Inspired by numerous articles on de-cluttering (see the stacks of magazines in our powder room), I had convinced my husband that we should simplify our lives, one drawer at a time. First up, the kitchen junk drawer.
"How about this crazy spoon?" asked my husband, separating a small plastic
spoon from a tangle of odds and ends. "Should I pitch it?" Lifting his arm,
he took aim at our trash can.
"No," I said, as I grabbed the spoon out of his hand. "I want to keep it."
He gave me that familiar "I just don't get it” look, shrugged, and said,
"Be right back--I want to check the score." He headed for the family room and TV.
I was being irrational. The purple spoon, its handle curled like a pig's tail, was no collectible. It was a cereal box giveaway, in fact. But looking at it brought me instantly back to a specific time and place in my life. My daughters, now 19 and 21 years old, were then two and four. We were standing, about to say goodbye, in my late parents’ sunny kitchen. I had cleared away the fast food wrappers from our weekly “fries and company” lunch, and the kitchen looked more its spic-and-span self.
"Before you go," said Mom, "I've a surprise for the girls. I had to wait 'till
we got two, of course --good thing your father and I like that cereal." As
she held out the spoons to the girls, her left hand began to shake. She took a deep breath and seemed to will the hand to steady itself. A year later, her worsening Parkinson's disease would force her to leave her kitchen and home behind for a nursing facility.

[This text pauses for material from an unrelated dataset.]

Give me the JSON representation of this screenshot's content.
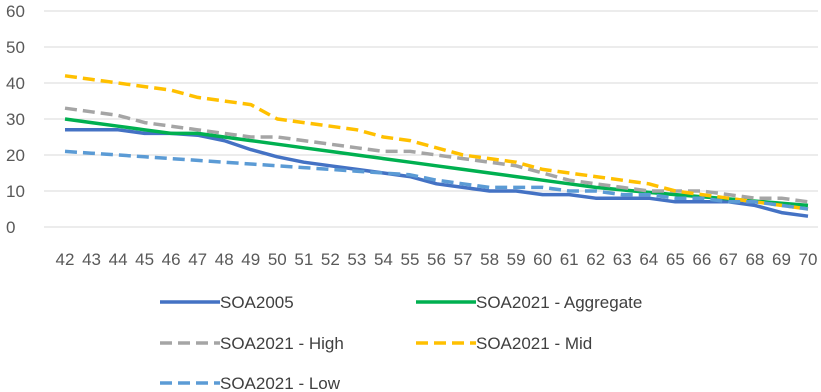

"Thanks, Mom-Mom,” said my older daughter, “I get the purple one!” With
a furtive look at her sister, she added, "She likes pink anyway." That was
true: As she clutched her new treasure by its curly handle, my younger daughter was beaming.
I think we all were.
Just a moment, really, in a lifetime of examples of how my mother enjoyed giving to others, with a sense of fun that had her cut countless pieces of buttered toast into sailing ships and half moons when her own five kids were small. Surely, I didn't need a bit of purple plastic to remember that. I should be sensible and toss it.
But I couldn't. The things we keep--and the memories they trigger--exert a grip beyond logic on us. I started digging through the drawer again: The girls are due back from college soon for summer break. If I find the spoon's pink companion, maybe one morning I can sweeten my daughters’ cold cereal with some warm memories.